One of our most striking findings is that 86% of traders, accounting for 52% of volume, never change the direction of their exposure even once. A further 25% of volume comes from 8% of traders who are strongly biased in one direction or the other. A handful of arbitrageurs account for another 14% of volume, leaving just 6% of accounts and 8% of volume associated with individuals who are unbiased in the sense that they are willing to take directional positions on either side of the market. This suggests to us that information finds its way into prices largely through the activities of traders who are biased in one direction or another, and differ with respect to their interpretations of public information rather than their differential access to private information…
If there’s a message in all this, it is that markets aggregate not just information, but also fundamentally irreconcilable perspectives.

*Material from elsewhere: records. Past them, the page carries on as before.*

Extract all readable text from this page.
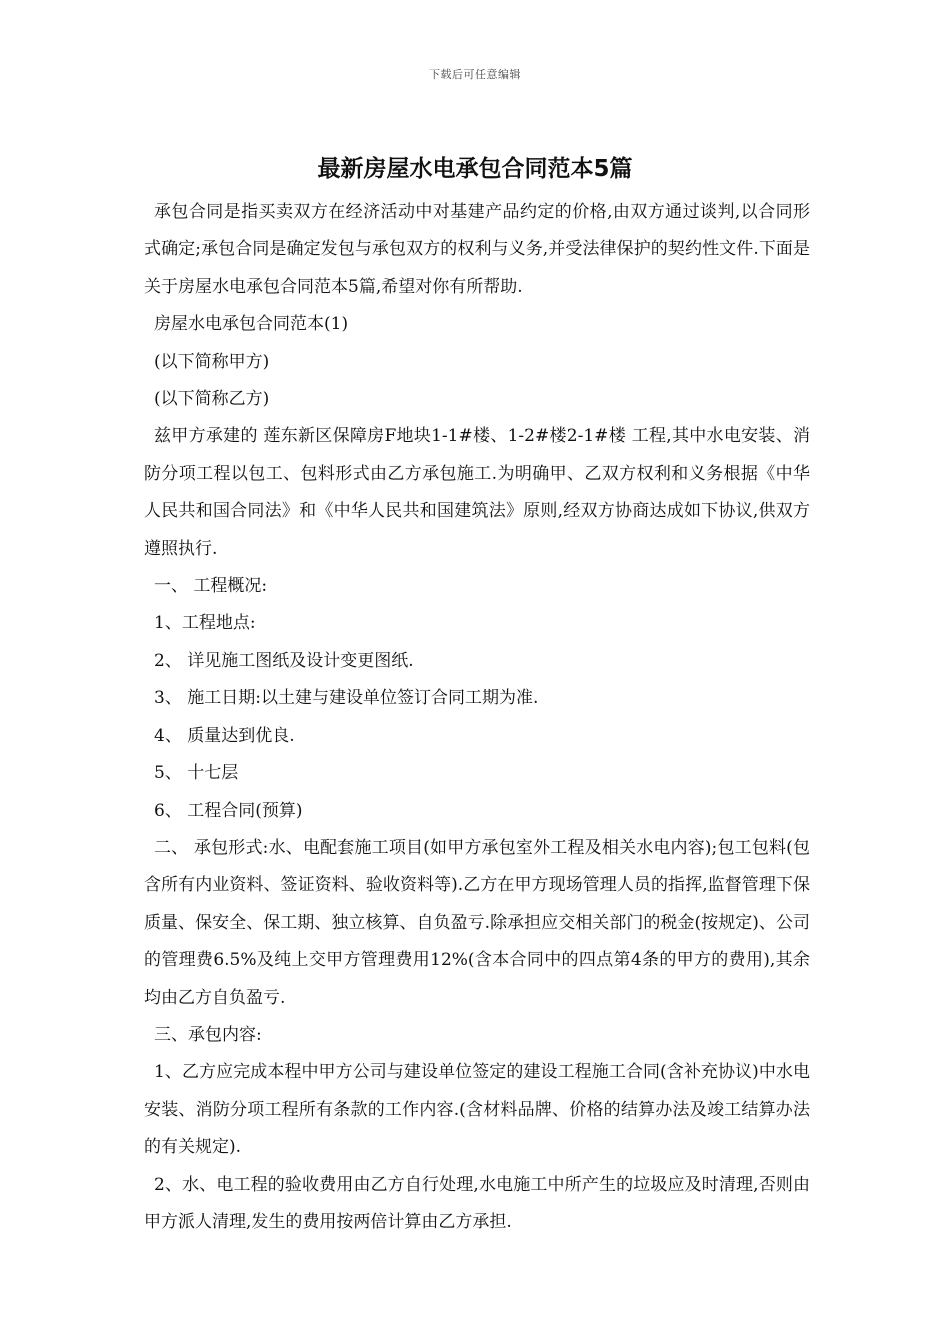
下载后可任意编辑
最新房屋水电承包合同范本5篇

承包合同是指买卖双方在经济活动中对基建产品约定的价格,由双方通过谈判,以合同形式确定;承包合同是确定发包与承包双方的权利与义务,并受法律保护的契约性文件.下面是关于房屋水电承包合同范本5篇,希望对你有所帮助.

房屋水电承包合同范本(1)

(以下简称甲方)

(以下简称乙方)

兹甲方承建的 莲东新区保障房F地块1-1#楼、1-2#楼2-1#楼 工程,其中水电安装、消防分项工程以包工、包料形式由乙方承包施工.为明确甲、乙双方权利和义务根据《中华人民共和国合同法》和《中华人民共和国建筑法》原则,经双方协商达成如下协议,供双方遵照执行.

一、 工程概况:

1、工程地点:

2、 详见施工图纸及设计变更图纸.

3、 施工日期:以土建与建设单位签订合同工期为准.

4、 质量达到优良.

5、 十七层

6、 工程合同(预算)

二、 承包形式:水、电配套施工项目(如甲方承包室外工程及相关水电内容);包工包料(包含所有内业资料、签证资料、验收资料等).乙方在甲方现场管理人员的指挥,监督管理下保质量、保安全、保工期、独立核算、自负盈亏.除承担应交相关部门的税金(按规定)、公司的管理费6.5%及纯上交甲方管理费用12%(含本合同中的四点第4条的甲方的费用),其余均由乙方自负盈亏.

三、承包内容:

1、乙方应完成本程中甲方公司与建设单位签定的建设工程施工合同(含补充协议)中水电安装、消防分项工程所有条款的工作内容.(含材料品牌、价格的结算办法及竣工结算办法的有关规定).

2、水、电工程的验收费用由乙方自行处理,水电施工中所产生的垃圾应及时清理,否则由甲方派人清理,发生的费用按两倍计算由乙方承担.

I always find it shocking that economists would find it reasonable to assume that traders would have access to the same information or have the same priors. At the least, people have a strong path dependence: what you believe now is a function of what you believed ten minutes ago. And if we believe reinforcement-learning models – which I think it is obvious that we should – an individual’s history of payoffs and costs, however random, will contribute to a heterogeneous distribution of beliefs.
Of course, information sharing has been considered in ecology for a long time. In fact, information transfer between individuals is a kind of hot field right now: look into the literature on flocking and group dynamics for examples where researchers are trying to extract what and how information is transferred between individuals. A recent example, Iain Couzin’s whole lab, etc.
That being said, this is fantastic economic-level data.